His surprising low baritone, almost bass, hit me in the same spots as this forbidden music did—forbidden for years; outlawed on the radio. White kids discovering Black rhythms that unleashed us, young and free, in the ritual of dance.
One intoxicating package
There was a sort of neighborhood hierarchy of dancing: Mt. Airy Jewish boys weren’t exactly kings of the dance. The West Philly and Germantown Black boys danced with minimal movements that produced maximum effect. The blonde Ukrainian guys from Olney and Northeast, or the rusty-haired Irish Fishtowners, could bump and grind full throttle. And no one could stroll with more authority than the impeccably dressed Italian guys from South Philly.
Somehow, Vineland was all the Philly boys’ best moves in one intoxicating package. Together, we moved like liquid across the wooden floor.
We’d barely finished the first song when the Righteous Brothers (“You’ve Lost That Lovin’ Feelin’”) slid down the spindle. We didn’t miss a beat; his heart humanized the percussion. We were in song: the dance floor, the drone of whispers, lights and curtains, summer beyond the stage doors—none of that existed. There was only the soft cotton of Vineland’s shirt, the throb of his heart.
The real Vineland
I finally looked up into his eyes, actually seeing this young man for the first time. “You’re really a good dancer, um ...” I stammered seeking a name.
“Eddie. Eddie,” he said.
“Eddie,” I slurred his name a bit. “I’m …”
Another strong jolt shot through me. I opened my mouth but before the question formed, he answered. “I asked around.”

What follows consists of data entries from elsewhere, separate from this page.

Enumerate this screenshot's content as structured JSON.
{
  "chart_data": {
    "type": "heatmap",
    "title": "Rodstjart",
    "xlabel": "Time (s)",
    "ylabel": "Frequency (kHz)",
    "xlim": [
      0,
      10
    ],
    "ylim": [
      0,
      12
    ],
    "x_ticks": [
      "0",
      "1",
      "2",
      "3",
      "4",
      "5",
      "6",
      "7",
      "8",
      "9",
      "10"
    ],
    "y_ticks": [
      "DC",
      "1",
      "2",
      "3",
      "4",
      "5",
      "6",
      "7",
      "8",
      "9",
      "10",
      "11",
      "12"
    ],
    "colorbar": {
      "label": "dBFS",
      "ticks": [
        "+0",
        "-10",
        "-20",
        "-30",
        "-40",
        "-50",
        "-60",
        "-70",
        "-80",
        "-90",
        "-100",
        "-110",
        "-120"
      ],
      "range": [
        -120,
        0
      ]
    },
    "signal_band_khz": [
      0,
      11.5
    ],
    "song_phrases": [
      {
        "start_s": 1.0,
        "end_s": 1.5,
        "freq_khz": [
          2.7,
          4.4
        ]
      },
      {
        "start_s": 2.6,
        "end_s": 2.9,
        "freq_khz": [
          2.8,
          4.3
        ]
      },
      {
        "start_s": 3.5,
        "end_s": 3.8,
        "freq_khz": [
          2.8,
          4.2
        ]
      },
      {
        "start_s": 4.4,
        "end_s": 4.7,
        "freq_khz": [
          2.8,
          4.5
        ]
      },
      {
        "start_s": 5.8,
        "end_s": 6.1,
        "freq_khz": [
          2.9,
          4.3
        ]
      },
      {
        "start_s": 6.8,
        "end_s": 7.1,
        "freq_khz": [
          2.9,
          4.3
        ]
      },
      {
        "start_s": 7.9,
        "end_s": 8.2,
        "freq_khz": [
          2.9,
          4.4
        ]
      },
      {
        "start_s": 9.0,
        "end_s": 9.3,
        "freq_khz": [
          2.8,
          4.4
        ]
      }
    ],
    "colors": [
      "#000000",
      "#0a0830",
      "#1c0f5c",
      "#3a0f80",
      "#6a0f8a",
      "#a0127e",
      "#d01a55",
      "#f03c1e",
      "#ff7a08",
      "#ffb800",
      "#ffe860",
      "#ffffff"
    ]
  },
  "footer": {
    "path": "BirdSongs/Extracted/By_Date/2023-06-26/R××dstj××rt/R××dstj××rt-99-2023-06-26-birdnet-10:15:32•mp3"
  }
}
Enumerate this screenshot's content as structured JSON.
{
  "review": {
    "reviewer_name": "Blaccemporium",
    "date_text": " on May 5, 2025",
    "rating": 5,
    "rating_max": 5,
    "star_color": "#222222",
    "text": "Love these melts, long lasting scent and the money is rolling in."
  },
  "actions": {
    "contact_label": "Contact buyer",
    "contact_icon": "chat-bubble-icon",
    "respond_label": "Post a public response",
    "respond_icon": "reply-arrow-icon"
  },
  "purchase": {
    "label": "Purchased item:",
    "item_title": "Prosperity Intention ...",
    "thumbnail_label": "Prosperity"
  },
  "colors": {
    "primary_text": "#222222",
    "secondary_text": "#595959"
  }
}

“I heard you call me Vineland,” he added quietly, without a trace of sarcasm.
I swallowed hard and nodded. The Geator was determined to keep us joined like two wet sheets of composition paper as he spun another slow tune.
“Yeah, we know you come from Vineland. Is that somewhere between here and Atlantic City?”

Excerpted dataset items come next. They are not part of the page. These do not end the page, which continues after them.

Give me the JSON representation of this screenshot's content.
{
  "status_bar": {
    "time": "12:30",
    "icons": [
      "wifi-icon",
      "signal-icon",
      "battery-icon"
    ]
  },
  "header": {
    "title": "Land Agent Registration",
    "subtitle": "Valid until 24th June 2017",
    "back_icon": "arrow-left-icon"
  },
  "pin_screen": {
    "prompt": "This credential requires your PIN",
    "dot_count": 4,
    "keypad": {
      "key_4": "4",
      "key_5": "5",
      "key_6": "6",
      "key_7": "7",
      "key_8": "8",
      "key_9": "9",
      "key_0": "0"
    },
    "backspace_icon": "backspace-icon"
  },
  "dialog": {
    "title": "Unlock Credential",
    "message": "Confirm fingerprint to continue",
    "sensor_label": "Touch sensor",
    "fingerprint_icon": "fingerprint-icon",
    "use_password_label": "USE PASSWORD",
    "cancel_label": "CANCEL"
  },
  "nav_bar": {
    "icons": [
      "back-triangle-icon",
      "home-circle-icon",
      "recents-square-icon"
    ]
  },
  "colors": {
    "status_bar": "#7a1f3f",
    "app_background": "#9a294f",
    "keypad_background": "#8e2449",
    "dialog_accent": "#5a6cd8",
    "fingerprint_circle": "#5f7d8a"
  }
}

“Yes, but I know you say that I’m from chicken pluckin’ Vineland New Jersey, right?” Again, not a hint of irony.
I blushed, though I wasn’t a blushing type. That made Eddie’s smile break open, revealing decidedly un-cornpone teeth, white and straight as his stance.
“Truth is, my parents do own a chicken farm.” His grin grew, along with mine.
A global gateway
I learned that Eddie’s parents ran a very successful chicken farm (they supplied Campbell’s Soup). Eddie had won a scholarship to study agriculture at Rutgers University and intended to upgrade and modernize the farm. He was interested in the environment and spoke of ideas I’d never heard of or considered.
Though our contact was limited to Sunday dances, our ongoing conversations opened my mind and my world.
I met Vineland Eddie because Jerry Blavat saw music as a universal connector. He was a pioneer in bringing Black music to his mostly white audiences. Dance was baked in his bones, and every week at his Wagner’s Ballroom dances, my worldview found an unlikely global gateway. I’m sure there will be a dance party in the great beyond hosted by the beloved Geator.